È stato in grado di fare una figuraccia anche al cospetto di Peppe Roseto. Quando l’esponente della finta opposizione ha chiesto alla squadra di governo un maggiore confronto il vicesindaco lo ha politicamente steso a tappeto. Gli è bastata una piccola spinta con il dito. “Noi siamo pronti a confrontarci su tutto e te l’abbiamo detto più volte, se tu vuoi fare giochetti prima dicendo una cosa poi facendone un’altra non è problema nostro”, questa in estrema sintesi la risposta di Roseto. Gli va il nostro plauso. Anche se gli piace vincere facile. Sul piano politico-amministrativo con Ziello avrebbe la meglio anche una persona appena alfabetizzata.

Farfugliando una risposta con un accenno di erre moscia alla Lapo, il Riformista (azz!) ha precisato tra l’ilarità generale e con linguaggio aulico che lui non propone “cufecchie” con la maggioranza. La performance di Ziello si è chiusa con un colpo da grande attore. Ha teso la mano al sindaco e al suo team con una sottolineatura che resterà nella storia: “Io non sono per la guerra, non uso i kalashnikov come fanno gli altri”. Chi sarebbero "gli altri" che usano gli Ak-47? I giornalisti. Ovvio. L’ossessione di Ziello non è se il contenuto di una notizia sia vera o falsa. Il suo problema è che non dovrebbe essere scritta. O al massimo andrebbe riportata solo e sempre a modo suo come fanno i pennivendoli.

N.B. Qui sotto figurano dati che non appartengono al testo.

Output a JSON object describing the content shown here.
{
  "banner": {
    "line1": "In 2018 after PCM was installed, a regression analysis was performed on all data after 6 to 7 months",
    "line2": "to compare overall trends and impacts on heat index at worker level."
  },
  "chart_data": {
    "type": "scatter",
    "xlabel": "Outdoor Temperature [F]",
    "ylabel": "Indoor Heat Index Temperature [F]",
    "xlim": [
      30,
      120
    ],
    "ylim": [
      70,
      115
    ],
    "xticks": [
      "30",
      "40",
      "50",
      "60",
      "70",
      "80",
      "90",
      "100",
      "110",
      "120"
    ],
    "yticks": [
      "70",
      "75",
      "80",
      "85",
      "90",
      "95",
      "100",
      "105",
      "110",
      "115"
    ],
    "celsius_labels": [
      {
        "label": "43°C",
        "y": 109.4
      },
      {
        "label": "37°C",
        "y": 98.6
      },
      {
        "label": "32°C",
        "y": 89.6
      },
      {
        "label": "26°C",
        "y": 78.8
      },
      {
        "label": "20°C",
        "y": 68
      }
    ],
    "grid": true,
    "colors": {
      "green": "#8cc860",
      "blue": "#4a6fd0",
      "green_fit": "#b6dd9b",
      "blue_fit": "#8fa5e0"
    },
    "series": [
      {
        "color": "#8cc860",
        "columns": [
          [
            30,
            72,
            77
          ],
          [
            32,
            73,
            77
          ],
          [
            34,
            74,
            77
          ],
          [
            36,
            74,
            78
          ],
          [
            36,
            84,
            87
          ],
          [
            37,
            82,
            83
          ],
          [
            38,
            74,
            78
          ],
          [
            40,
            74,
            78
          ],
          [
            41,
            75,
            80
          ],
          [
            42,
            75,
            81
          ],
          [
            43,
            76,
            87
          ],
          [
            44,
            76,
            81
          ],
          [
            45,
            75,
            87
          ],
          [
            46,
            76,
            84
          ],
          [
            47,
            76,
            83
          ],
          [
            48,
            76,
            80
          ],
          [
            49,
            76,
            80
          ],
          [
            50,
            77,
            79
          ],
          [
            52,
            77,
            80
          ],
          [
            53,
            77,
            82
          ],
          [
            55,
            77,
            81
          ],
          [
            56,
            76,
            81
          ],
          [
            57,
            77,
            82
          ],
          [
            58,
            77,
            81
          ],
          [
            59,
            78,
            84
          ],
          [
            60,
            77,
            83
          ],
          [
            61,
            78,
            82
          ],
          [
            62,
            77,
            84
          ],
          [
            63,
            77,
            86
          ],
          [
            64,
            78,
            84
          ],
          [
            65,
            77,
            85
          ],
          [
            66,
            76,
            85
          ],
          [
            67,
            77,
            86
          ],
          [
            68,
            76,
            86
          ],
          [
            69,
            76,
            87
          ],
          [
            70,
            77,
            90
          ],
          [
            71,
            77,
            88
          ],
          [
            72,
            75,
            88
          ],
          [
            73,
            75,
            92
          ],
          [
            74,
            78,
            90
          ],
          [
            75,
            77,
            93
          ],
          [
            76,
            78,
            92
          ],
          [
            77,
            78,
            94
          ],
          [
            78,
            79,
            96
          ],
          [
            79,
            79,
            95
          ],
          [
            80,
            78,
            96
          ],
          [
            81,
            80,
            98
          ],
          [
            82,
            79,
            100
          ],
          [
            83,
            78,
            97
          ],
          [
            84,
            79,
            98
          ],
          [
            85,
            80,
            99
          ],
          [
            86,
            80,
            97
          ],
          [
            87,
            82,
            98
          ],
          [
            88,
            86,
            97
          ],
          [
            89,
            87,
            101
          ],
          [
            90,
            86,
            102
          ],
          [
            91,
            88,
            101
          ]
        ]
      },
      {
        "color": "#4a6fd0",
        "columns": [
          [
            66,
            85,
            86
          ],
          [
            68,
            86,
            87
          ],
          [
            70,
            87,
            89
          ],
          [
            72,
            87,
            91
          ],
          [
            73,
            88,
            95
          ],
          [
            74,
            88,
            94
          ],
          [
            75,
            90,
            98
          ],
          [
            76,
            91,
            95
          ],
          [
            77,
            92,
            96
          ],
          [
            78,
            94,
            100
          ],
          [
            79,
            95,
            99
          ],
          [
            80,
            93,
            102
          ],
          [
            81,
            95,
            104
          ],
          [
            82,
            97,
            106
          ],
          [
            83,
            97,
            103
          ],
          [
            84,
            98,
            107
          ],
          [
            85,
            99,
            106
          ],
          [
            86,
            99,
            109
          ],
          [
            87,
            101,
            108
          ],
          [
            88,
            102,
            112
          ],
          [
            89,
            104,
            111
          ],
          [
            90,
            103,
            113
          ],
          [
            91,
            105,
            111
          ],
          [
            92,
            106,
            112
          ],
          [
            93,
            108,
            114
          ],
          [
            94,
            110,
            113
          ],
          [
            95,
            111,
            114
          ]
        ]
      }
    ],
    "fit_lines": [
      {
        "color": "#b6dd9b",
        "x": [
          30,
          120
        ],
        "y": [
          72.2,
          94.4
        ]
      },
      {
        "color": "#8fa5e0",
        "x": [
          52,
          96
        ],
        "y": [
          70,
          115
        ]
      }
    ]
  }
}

Al di là del suo rapporto conflittuale con l’informazione libera quello che appare inquietante è il suo riferimento ai kalashnikov. Li usavano i killer della camorra ai tempi dell’impero dei Casalesi. Non dimentichiamo che suo padre Luigi Ziello è stato definito dal pentito Orlando Lucariello “il referente dei clan fin dagli anni 89-90”. Ma noi di Campania Notizie continueremo la nostra battaglia per la legalità. I kalashnikov non ci fanno paura. E se ieri abbiamo abbandonato l’aula durante l’intervento di Espedito Ziello è stato solo per un improvviso stato di malessere provocato da un forte voltastomaco.